TV & Movies

Sorry, Gen Z: Nancy Meyers Invented “Main Character Energy” In 2006

Meyers’ The Holiday beat TikTok to the punch about 15 years ago.

Kate Winslet stars in Nancy Meyers' 'The Holiday.'
Sony Pictures

“Main Character Energy” is the self-love mantra of 2021. The TikTok trend advises people to behave as if they’re protagonists in a movie — and yes, it’s just as extra as it sounds. Since the #MainCharacterEnergy hashtag emerged on TikTok last year, thousands of videos have been made satirizing this distinct brand of heightened, over-the-top conduct. Standing up to a bully? Don’t settle it in the principal’s office; make an impassioned speech in the middle of your high school cafeteria instead. Breaking up with someone who treated you poorly? Decry their misdeeds from the top of your lungs!

At its core, though, “Main Character Energy” is a motto of empowerment. It’s a reminder to take control of your own life, which sometimes (but not always) means putting yourself first. Basically, if someone else is preventing you from thriving, channelling this energy can help you get back on track to self-fulfillment — and make a scene while you’re at it.

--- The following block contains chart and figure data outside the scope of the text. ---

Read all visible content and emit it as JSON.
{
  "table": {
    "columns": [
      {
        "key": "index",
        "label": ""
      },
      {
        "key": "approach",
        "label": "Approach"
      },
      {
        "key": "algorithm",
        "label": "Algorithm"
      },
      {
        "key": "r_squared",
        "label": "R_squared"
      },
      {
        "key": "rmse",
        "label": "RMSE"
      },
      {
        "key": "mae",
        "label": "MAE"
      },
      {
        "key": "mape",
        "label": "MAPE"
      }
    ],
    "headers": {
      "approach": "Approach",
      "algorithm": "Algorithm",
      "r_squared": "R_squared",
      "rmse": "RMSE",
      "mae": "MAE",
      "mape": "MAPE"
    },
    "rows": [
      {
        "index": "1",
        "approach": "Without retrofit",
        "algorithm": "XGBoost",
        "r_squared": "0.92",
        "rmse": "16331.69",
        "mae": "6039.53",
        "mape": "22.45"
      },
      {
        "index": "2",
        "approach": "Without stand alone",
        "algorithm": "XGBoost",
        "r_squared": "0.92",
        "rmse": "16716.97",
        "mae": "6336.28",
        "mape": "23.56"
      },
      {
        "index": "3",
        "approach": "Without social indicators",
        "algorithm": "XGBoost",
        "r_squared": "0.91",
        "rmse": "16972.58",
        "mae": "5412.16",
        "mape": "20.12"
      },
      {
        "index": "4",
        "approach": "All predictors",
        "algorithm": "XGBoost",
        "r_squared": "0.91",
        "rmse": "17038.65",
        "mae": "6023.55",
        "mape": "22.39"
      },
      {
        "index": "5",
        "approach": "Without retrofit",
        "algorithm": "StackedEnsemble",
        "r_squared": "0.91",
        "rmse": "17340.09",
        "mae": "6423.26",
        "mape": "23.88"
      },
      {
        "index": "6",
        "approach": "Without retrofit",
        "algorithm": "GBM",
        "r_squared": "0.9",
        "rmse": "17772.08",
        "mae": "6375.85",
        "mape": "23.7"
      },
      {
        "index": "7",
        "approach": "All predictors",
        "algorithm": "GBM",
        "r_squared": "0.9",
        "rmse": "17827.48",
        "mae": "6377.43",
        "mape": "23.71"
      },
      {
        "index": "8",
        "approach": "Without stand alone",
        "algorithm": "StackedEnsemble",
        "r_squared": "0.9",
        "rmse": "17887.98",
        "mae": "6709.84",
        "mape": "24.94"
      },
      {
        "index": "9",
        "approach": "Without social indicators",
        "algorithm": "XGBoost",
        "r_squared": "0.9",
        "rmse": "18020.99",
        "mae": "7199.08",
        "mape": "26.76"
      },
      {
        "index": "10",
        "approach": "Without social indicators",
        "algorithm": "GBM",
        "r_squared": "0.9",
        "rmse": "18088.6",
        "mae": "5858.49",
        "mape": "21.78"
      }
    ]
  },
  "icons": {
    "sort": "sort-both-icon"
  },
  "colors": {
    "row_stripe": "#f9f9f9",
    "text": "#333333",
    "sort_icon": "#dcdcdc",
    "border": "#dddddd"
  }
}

But long before Gen Z made “Main Character Energy” a phenomenon, filmmaker Nancy Meyers preached an almost identical concept in her 2006 film The Holiday. For those not in the know, Nancy Meyers is the queen of middle-brow romantic comedies, from Something’s Gotta Give to The Parent Trap. In The Holiday, Meyers tells the story of Iris (Kate Winslet) and Amanda (Cameron Diaz), two strangers who agree to swap homes for the Christmas season. (Pre-Airbnb, this was a novel idea.)

Iris desperately needs to escape her life in London: her trashcan of an ex-boyfriend, Jasper, has just proposed to another woman. Still hopelessly in love with him, Iris feigns happiness, biting her tongue even when Jasper’s actions — like shamelessly flirting with Iris despite having no intention of getting back together — are hurtful. She escapes to Los Angeles in despair, enveloped in heartache and cashmere.

While in LA, Iris befriends Arthur (Eli Wallach), a retired screenwriter who deals in sentimentality and cliches. Over dinner, she tells him about her predicament, and as she sobs over the bread basket, Arthur offers this sage advice: “Iris, in the movies we have ‘leading ladies’ and we have the ‘best friend.’ You, I can tell, are a ‘leading lady.’ But for some reason, you’re behaving like the ‘best friend.’”

Bending to the whims of a toxic ex is definitely not “leading lady” behavior, as Arthur points out. If Iris wants to find peace, she’ll need to channel “Main Character Energy” and tell Jasper that she’s done letting him call the shots. It’s her life, after all.

Iris’ big moment comes near the end of the film, when Jasper makes a surprise trip to LA, and confesses he still has feelings for her. A disgusted Iris kicks him to the curb, delivering an emotionally-charged speech worthy of the TikTok trend:

Jasper, you have never treated me right … You broke my heart, and you acted like somehow it was my fault, my misunderstanding, and I was too in love with you to ever be mad at you. So I just punished myself. For years! But you waltzing in here on my lovely Christmas holiday and telling me that you don’t want to lose me whilst you’re about to get married somehow newly entitles me to say: It’s over. This twisted, toxic thing between us is finally finished. I’m miraculously done being in love with you! I’ve got a life to start living. And you’re not going to be in it!

If there’s one lesson to be learned from The Holiday and “Main Character Energy,” it’s that it’s okay — even encouraged — to see yourself as the lead. Perhaps the implied theatrics are a little extreme, but who wants to be second- or third-billed when you could be headlining your own show?